Las fibras hablan un lenguaje ancestral en El silencio de las formas, la exposición de María Angélica Ferreira que entrelaza arte y artesanía para honrar su legado familiar y las tradiciones de su tierra. La exposición está abierta en las salas del campus central de la UIS.
Publicado por: Paola Esteban
Las fibras cuentan historias. No hay ruido, solo el susurro de los hilos que tejen memorias, paisajes y emociones en la exposición El silencio de las formas, donde la artista y artesana María Angélica Ferreira transforma la tradición en arte. Lea también: Llega el Cuarto Encuentro Nacional de Literatura en alianza con el Programa Sonidos para la Construcción de Paz y la UIS
Angélica, quien se presenta con la sencillez de quien honra sus raíces, cuenta cómo esta exposición es más que una muestra; es un homenaje a la herencia que ha moldeado su vida. “Soy artesana por principios”, dice, con una sonrisa que ilumina su rostro. Sus palabras evocan imágenes de una infancia llena de canastas pintadas, encajes fruncidos y risas junto a su madre en el almacén Manos Creativas. Allí, sin saberlo, María Angélica tejía los primeros nudos de su vínculo con el arte.
“Mi abuela y mi madre son artesanas. Ellas me enseñaron que cada hilo tiene una historia, cada puntada un propósito”, explica. Y es esa misma esencia la que María Angélica ha llevado a las salas Rafael Prada y Gustavo Gómez Ardila, donde su exposición se alza como un puente entre la tradición artesanal y la expresión artística contemporánea.

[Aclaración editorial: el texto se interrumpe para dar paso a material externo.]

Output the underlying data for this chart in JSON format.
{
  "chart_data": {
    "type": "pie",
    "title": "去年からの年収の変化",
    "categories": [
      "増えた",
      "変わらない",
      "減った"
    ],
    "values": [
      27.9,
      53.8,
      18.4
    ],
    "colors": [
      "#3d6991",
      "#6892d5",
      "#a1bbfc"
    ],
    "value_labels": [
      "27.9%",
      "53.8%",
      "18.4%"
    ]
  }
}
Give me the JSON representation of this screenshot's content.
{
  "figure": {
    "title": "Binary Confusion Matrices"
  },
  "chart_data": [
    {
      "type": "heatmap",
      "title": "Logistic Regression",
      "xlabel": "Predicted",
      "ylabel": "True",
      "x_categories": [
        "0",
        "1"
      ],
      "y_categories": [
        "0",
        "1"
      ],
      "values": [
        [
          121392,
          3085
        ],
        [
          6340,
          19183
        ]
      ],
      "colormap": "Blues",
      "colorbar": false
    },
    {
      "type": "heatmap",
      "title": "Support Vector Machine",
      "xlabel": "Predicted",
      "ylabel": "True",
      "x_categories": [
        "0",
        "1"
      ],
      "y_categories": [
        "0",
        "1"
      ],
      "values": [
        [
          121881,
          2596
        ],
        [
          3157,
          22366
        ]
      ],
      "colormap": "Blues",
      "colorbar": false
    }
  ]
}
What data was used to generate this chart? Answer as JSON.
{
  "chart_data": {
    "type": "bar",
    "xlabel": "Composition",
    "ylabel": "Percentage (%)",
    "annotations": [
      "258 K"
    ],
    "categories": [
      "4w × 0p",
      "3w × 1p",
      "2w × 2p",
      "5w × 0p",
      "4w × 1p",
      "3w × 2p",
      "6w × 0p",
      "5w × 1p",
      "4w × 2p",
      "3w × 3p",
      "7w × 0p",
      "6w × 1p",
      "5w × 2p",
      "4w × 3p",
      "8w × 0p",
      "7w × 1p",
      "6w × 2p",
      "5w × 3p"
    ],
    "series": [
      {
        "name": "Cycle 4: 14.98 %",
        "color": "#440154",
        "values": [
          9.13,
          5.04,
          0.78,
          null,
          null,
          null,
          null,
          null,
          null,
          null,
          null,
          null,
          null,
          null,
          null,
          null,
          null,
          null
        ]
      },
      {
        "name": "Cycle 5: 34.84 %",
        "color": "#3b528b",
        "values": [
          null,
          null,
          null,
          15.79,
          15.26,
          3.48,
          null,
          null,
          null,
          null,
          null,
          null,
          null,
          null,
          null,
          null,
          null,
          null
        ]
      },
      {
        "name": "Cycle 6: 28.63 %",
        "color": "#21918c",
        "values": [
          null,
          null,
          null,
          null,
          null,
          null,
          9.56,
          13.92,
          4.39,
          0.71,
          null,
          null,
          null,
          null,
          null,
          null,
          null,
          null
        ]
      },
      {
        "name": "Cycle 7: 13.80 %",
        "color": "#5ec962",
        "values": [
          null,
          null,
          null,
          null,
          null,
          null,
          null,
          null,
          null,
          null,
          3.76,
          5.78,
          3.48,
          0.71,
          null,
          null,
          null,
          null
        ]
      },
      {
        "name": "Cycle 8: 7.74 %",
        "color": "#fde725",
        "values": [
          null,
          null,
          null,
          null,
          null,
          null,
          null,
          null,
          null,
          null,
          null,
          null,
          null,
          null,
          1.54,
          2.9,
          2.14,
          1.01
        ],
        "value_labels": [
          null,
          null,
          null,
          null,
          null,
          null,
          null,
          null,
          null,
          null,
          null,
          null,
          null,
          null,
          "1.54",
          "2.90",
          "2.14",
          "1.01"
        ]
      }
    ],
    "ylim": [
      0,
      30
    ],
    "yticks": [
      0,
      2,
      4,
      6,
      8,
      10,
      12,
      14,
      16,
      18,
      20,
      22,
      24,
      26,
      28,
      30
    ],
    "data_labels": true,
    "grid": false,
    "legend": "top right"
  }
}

En las sala de exposiciones de la UIS, El silencio de las formas se despliega como un mapa emocional del territorio. Las obras no buscan retratar paisajes bucólicos; en cambio, abstraen las texturas y los colores del campo, capturando la esencia de lugares como Barichara, Curití y Barrancabermeja. Cada pieza parece respirar, como si las fibras contaran sus propias vivencias, recolectadas en los viajes de María Angélica por estas regiones, en compañía de su papá, Sergio. Allí, en los caminos y los talleres, ella aprendió a escuchar el lenguaje de los materiales: el fique, la hoja de piña, la tierra misma.
La exposición es una experiencia inmersiva que envuelve al visitante en olores, texturas y colores. Es un diálogo silencioso entre el pasado y el presente, donde las fibras del fique toman protagonismo. Desde su cultivo hasta su transformación en ovillos, cada paso del proceso está presente, recordando que el arte nace de la tierra y regresa a ella.
Artesanía y arte: un puente invisible
Pero El silencio de las formas no es solo una exposición; es una declaración. María Angélica desafía la idea de que la artesanía es una expresión menor frente al “gran arte”. “La gente no entiende el trabajo, la tradición y el conocimiento que hay detrás de cada pieza artesanal”, reflexiona. Su obra busca dignificar ese oficio, mostrando que la frontera entre arte y artesanía es tan delgada como un hilo, y que ambas disciplinas pueden coexistir y nutrirse mutuamente.
Inspirada por el arquitecto William Morris, quien abogaba por volver a la artesanía como punto de partida para nuevas expresiones artísticas, María Angélica se lanza a un “salto de fe”. Su exposición no solo honra su legado familiar, sino que invita al público a revalorizar las manos que crean, las fibras que cuentan historias y los oficios que conectan generaciones.
En las salas de esta muestra, el silencio no es ausencia, sino presencia. Es el murmullo de las fibras, el eco de las manos que han tejido y el suspiro de una tradición que se niega a desaparecer. El silencio de las formas estará abierto hasta el 3 de diciembre, esperando a quienes deseen escuchar las historias que se entrelazan en sus hilos.
Y al final, cuando el visitante se aleja, algo queda tejido en su interior: la certeza de que el arte no solo se mira, se siente. María Angélica lo confirma con cada puntada, con cada hilo que se transforma en un puente entre el pasado y el futuro.